Robinson showcased a masterclass in poise and momentum building, as have become his trademarks. Jack always seems in control. He builds throughout the comps, often not a standout in the early rounds, but inevitably peaking when it matters. He finds barrels where no-one else can, racking up pit after pit whilst his opponents sit stunned, as if blind to the waves he’s seeing.
By the final, it seemed impossible that Robinson would lose, let alone be combo’d by Chianca until the final minutes. I’d nearly dropped a very large wad of cash on him. For once, I’d hesitated and was glad of it.
And what to make of Joao Chianca?
There are elements of his personality that might grate on some, like Kelly Slater, irked by his energy and exuberance. He’s hyper -aggressive in man-on-man heats, often sitting so close to his opponents that he might as well have his face nuzzled into the nape of their neck. And he takes public and performative praying to whole new levels, even for a Brazilian.
But his skills are without question, as demonstrated by two semi-finals and a victory in the first three comps. Remember, he’s more or less a rookie.
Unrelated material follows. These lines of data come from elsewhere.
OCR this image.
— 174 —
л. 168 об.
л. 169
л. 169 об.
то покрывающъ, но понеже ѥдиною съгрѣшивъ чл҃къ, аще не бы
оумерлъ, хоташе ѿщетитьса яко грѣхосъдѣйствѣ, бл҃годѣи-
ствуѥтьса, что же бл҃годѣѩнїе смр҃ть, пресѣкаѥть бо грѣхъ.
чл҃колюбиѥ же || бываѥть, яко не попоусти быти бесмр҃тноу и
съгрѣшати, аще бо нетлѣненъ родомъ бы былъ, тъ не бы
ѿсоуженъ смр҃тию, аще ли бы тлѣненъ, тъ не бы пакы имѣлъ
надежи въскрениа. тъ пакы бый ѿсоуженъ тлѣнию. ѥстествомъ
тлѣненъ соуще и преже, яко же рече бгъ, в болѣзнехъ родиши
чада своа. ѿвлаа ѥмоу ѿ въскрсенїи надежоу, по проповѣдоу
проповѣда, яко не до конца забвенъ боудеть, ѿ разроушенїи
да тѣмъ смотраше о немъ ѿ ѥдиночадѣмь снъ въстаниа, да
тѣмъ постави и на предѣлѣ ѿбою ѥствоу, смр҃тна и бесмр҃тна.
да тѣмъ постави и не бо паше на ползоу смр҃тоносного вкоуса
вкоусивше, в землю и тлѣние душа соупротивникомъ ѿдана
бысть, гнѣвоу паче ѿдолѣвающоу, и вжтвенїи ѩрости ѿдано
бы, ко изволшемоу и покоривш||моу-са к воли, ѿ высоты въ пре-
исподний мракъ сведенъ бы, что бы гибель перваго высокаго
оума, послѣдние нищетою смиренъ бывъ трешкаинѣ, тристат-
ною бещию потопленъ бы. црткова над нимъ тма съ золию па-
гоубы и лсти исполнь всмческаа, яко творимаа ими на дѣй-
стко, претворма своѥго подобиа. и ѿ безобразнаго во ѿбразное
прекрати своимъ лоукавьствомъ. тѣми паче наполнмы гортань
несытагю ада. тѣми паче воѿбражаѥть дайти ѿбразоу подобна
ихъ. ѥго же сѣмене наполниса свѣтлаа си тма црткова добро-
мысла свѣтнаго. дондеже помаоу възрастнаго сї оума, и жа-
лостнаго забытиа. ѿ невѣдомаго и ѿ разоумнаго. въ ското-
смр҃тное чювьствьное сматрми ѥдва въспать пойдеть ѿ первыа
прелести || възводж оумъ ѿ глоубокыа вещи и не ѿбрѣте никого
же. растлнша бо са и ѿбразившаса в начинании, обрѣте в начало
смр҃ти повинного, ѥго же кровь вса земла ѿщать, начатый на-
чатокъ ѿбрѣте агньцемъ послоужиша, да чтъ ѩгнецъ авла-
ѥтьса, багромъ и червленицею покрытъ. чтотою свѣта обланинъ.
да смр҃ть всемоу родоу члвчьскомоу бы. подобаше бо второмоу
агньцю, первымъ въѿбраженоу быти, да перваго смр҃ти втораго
If you believe the mid-season cut has the capacity to set competitors ablaze, in fury or desire, then Chianca could be its poster-boy. He may well have evolved by nature rather than nurture, but he might not. Sometimes you need to lose to win.
Joao Chianca fears no-one, and even in spite of the Trestles situation, he might be a bonafide world title threat this year.
So Portugal’s arc came to a fulfilling close. In moments it was both frenzied and thrilling, and a couple of days ago this seemed impossible. We might have questioned why we were bothering. As a competition, it was symbolic of what surfing so often is. And depending on how far down the tracks you are, you may or may not realise that in the end, the chase is the best of it.
There’s no joy in life without tension. If you’re not standing on the precipice, the fibres of your being don’t tingle with anticipation of what might be. Chance, fortune, dumb luck, these are reasons for living. Surfing’s as good a metaphor as anything else. We’ll suffer days and weeks of nothingness and disappointment just to luck into one. And when we do, the cycle begins again.
Once you start chasing, you can never stop. There will always be some part of you that’s still committed to the pursuit, red-eyed and slavering, with a raw, wild energy that might mean salvation or end.
This is what life is for.
Beauty and bread, but mostly just the pursuit of beauty.